Monday, February 8, 2016

This Old Android Colors App

I wrote an app last year.  It was written in Common Lisp.  It generated colors and selectors for an Android app.  It had an interface.  It kept colors related by degree.  It worked.  I put it away.  I forgot about it.

I can't imagine how Hemingway wrote in such short sentences.  It makes me nuts to feel all constrained by a single thought and not be able to use a conjunction to extend a thought to something maybe meaningful like...

I forgot what I was saying.  Then again, Hemingway wrote amazing books which have withstood the tests of time and I write marginal software and blog posts (also likely marginal.)

The point, the point... what is the point?  I wrote a color app for Android last year.  I wanted to make buttons with stroke and fill colors and lots of them.  But being a total color spaz, I wanted them to look like they had some kind of relation other than "lots of them".  Because we all know from emacs, hmm, editors in general, that lots of colors ends up looking not brown, like in art and oil painting or pastels, but like three vibrantly colored meals suddenly evacuated from... well, you get the point.

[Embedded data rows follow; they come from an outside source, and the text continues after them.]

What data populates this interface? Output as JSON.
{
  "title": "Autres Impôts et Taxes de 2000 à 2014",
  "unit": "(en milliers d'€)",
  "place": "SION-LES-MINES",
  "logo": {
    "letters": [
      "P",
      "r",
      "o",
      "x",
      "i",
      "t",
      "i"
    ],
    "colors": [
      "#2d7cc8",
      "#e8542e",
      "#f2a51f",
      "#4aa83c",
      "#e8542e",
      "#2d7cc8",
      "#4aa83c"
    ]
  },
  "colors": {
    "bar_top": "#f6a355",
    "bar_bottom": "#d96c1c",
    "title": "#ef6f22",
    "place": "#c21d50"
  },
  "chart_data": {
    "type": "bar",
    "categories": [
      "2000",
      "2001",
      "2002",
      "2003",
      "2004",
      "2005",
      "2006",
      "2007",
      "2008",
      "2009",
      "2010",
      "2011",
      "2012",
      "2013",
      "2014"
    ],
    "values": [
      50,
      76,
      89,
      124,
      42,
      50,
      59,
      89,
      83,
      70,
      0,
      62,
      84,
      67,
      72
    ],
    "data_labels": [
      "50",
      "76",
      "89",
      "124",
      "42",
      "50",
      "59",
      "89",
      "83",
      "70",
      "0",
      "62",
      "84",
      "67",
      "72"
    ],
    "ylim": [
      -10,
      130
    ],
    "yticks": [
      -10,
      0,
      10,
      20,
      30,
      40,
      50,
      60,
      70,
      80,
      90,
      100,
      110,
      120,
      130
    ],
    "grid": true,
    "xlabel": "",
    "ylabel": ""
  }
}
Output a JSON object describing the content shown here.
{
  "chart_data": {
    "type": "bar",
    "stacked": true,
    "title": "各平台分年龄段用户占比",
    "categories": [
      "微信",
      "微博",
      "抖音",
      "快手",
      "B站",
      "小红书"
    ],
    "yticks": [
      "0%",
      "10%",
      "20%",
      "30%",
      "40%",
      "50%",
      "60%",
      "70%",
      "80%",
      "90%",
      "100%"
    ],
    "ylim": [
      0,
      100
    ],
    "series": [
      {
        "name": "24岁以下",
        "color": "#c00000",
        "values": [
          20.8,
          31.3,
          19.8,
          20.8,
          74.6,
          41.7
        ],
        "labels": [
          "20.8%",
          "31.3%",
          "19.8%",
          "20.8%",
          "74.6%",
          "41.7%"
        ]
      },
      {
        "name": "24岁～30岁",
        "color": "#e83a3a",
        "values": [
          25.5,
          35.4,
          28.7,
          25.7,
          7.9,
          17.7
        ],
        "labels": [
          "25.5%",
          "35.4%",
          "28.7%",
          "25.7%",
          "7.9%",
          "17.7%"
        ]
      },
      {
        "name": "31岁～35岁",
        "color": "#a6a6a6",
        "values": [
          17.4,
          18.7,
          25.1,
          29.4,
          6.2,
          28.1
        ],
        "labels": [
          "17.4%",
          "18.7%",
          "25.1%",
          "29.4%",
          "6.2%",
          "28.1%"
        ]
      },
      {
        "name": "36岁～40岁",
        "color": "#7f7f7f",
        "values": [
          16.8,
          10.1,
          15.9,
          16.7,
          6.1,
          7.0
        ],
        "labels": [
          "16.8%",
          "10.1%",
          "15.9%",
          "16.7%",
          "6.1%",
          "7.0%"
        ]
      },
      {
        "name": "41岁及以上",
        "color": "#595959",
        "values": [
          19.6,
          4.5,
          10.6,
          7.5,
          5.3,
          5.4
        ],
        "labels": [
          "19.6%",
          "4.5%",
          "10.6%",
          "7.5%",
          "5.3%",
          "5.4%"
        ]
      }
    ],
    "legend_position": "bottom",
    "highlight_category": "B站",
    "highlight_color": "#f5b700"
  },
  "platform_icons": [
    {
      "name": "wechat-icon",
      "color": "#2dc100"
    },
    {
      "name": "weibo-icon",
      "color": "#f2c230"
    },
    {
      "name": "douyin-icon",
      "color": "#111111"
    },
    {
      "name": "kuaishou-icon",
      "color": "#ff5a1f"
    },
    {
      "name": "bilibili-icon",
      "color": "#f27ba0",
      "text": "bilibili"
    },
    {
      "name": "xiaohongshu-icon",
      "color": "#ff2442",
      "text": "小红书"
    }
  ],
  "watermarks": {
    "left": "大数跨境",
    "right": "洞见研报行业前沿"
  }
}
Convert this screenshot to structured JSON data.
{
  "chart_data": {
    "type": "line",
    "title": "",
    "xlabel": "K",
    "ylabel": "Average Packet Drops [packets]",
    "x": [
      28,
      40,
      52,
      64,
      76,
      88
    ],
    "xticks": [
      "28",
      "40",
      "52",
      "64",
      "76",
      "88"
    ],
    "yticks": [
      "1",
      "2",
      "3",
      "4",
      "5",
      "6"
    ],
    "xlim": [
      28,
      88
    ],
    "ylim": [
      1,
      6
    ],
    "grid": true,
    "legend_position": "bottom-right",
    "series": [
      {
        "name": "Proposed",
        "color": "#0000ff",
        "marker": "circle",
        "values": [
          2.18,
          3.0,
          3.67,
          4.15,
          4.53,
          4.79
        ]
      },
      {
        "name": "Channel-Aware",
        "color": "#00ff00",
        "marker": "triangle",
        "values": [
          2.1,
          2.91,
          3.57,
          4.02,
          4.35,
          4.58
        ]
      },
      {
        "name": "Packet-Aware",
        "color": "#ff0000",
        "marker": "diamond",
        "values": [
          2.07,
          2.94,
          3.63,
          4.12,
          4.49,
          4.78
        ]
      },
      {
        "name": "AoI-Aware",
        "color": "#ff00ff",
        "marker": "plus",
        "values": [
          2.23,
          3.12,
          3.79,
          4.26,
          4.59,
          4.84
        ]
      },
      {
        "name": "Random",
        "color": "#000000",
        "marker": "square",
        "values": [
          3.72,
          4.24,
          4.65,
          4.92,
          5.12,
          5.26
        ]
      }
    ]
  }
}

So I wrote an app in Lisp to see if I could write an app in Lisp that might help me work with colors while making said colors look visually appealing.  It worked.  Pretty much.  I used well-defined color relationships to create the color relationships.  I think I should have to find a way to put it on the web.  Because I think other people might want to generate the same thing I did, only for their own super-cool apps.  Not that it's the only app like it or that my apps are any great shakes (yet.)  But it's good to have choice and maybe it could be something somebody might want to use.  Maybe.  I never know what anybody wants anymore.

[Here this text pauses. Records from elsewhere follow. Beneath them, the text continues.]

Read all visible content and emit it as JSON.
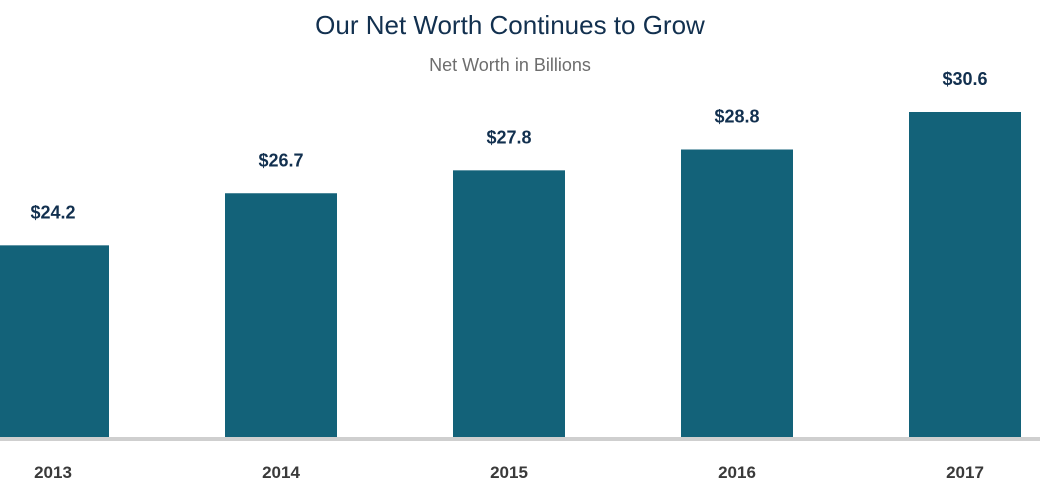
{
  "chart_data": {
    "type": "bar",
    "title": "Our Net Worth Continues to Grow",
    "subtitle": "Net Worth in Billions",
    "categories": [
      "2013",
      "2014",
      "2015",
      "2016",
      "2017"
    ],
    "values": [
      24.2,
      26.7,
      27.8,
      28.8,
      30.6
    ],
    "data_labels": [
      "$24.2",
      "$26.7",
      "$27.8",
      "$28.8",
      "$30.6"
    ],
    "xlabel": "",
    "ylabel": "",
    "ylim": [
      15,
      31.5
    ],
    "grid": false,
    "legend": "none",
    "colors": {
      "bar": "#136279",
      "axis": "#cfcfcf",
      "title": "#12304f",
      "subtitle": "#6d6d6d",
      "tick": "#3a3a3a"
    }
  }
}
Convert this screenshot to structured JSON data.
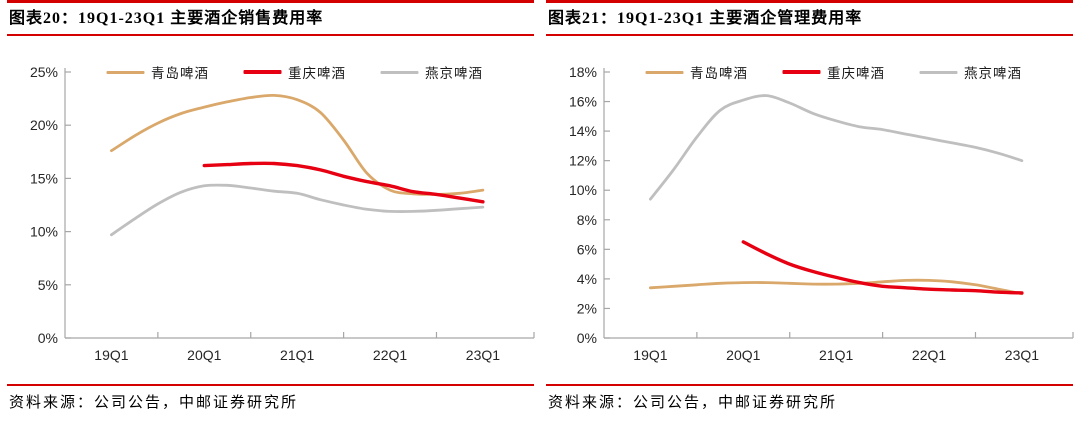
{
  "accent_color": "#d40000",
  "axis_color": "#a6a6a6",
  "label_color": "#262626",
  "figures": [
    {
      "title": "图表20：19Q1-23Q1 主要酒企销售费用率",
      "source": "资料来源：公司公告，中邮证券研究所"
    },
    {
      "title": "图表21：19Q1-23Q1 主要酒企管理费用率",
      "source": "资料来源：公司公告，中邮证券研究所"
    }
  ],
  "chart_data": [
    {
      "type": "line",
      "title": "图表20：19Q1-23Q1 主要酒企销售费用率",
      "x_tick_labels": [
        "19Q1",
        "20Q1",
        "21Q1",
        "22Q1",
        "23Q1"
      ],
      "quarters_per_year": 4,
      "ylim": [
        0,
        25
      ],
      "ytick_step": 5,
      "ytick_suffix": "%",
      "grid": false,
      "legend_position": "top",
      "series": [
        {
          "name": "青岛啤酒",
          "color": "#d9a86a",
          "stroke_width": 2.8,
          "start_quarter_index": 0,
          "values": [
            17.6,
            19.0,
            20.2,
            21.1,
            21.7,
            22.2,
            22.6,
            22.8,
            22.4,
            21.2,
            18.6,
            15.5,
            13.9,
            13.55,
            13.5,
            13.6,
            13.9
          ]
        },
        {
          "name": "重庆啤酒",
          "color": "#e60012",
          "stroke_width": 3.4,
          "start_quarter_index": 4,
          "values": [
            16.2,
            16.3,
            16.4,
            16.4,
            16.2,
            15.8,
            15.2,
            14.7,
            14.3,
            13.75,
            13.5,
            13.15,
            12.8
          ]
        },
        {
          "name": "燕京啤酒",
          "color": "#bfbfbf",
          "stroke_width": 2.8,
          "start_quarter_index": 0,
          "values": [
            9.7,
            11.2,
            12.6,
            13.7,
            14.3,
            14.35,
            14.1,
            13.8,
            13.6,
            13.0,
            12.5,
            12.1,
            11.9,
            11.9,
            12.0,
            12.15,
            12.3
          ]
        }
      ]
    },
    {
      "type": "line",
      "title": "图表21：19Q1-23Q1 主要酒企管理费用率",
      "x_tick_labels": [
        "19Q1",
        "20Q1",
        "21Q1",
        "22Q1",
        "23Q1"
      ],
      "quarters_per_year": 4,
      "ylim": [
        0,
        18
      ],
      "ytick_step": 2,
      "ytick_suffix": "%",
      "grid": false,
      "legend_position": "top",
      "series": [
        {
          "name": "青岛啤酒",
          "color": "#d9a86a",
          "stroke_width": 2.8,
          "start_quarter_index": 0,
          "values": [
            3.4,
            3.5,
            3.6,
            3.7,
            3.75,
            3.75,
            3.7,
            3.65,
            3.65,
            3.7,
            3.8,
            3.9,
            3.9,
            3.8,
            3.6,
            3.3,
            3.0
          ]
        },
        {
          "name": "重庆啤酒",
          "color": "#e60012",
          "stroke_width": 3.4,
          "start_quarter_index": 4,
          "values": [
            6.5,
            5.7,
            5.0,
            4.5,
            4.1,
            3.75,
            3.5,
            3.4,
            3.3,
            3.25,
            3.2,
            3.1,
            3.05
          ]
        },
        {
          "name": "燕京啤酒",
          "color": "#bfbfbf",
          "stroke_width": 2.8,
          "start_quarter_index": 0,
          "values": [
            9.4,
            11.4,
            13.6,
            15.4,
            16.1,
            16.4,
            15.9,
            15.2,
            14.7,
            14.3,
            14.1,
            13.8,
            13.5,
            13.2,
            12.9,
            12.5,
            12.0
          ]
        }
      ]
    }
  ]
}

The app allowed for a variable number of controls, a stroke color and a fill color.  Each could be defined by color relations and then the degree/intensity could be modified:

  • analogous
  • triadic
  • split-complement
  • complementary
  • lightness

There might have been some other color relationship thing in there, like monochromatic.  It was a decent prototype, so I think as soon as I finish this calculator, I'll add it to the short list of projects to get done, because web projects in Lisp aren't difficult.  At least I don't remember them being difficult.

Not that I'm writing a teaser or anything.  I find if I don't write a note about it for public consumption, I forget about it.  Like I did last year whenever it was I wrote this app and forgot to write a blog post about it.


The fact that the app generated something like 200 color specifiers (I'd said 1500 earlier because that was the last index on the generated colors, but went back after thinking about it and calculating how many unique colors it would have created) and scads of other detail is what has me thinking it might be useful.  I think that's why I built it in the first place; I wanted colors, but I didn't have ten years to generate all the xml by hand, and if I was going to do all the xml by hand, because I wanted colors, I knew I was going to end up with black, white, and charcoal grey and a lot of impatience at that.  And my inner artist wanted something less Seattle winter and more Seattle spring.  I'm from Seattle.  If you've been, you know why coffee is big, winters are depressing, and spring is like waking from darkness into lots of fresh berries everywhere and colors that leave you blinking as you wonder where all the amazing colors came from.  Spring is an amazing season, but spring in Seattle is pretty nice, though it's been twenty years since I've visited.

I wax poetic sometimes.  But I can't write like anybody else.  Except I used to channel my inner Hunter S. Thompson a long time ago.  But that's a story for another time.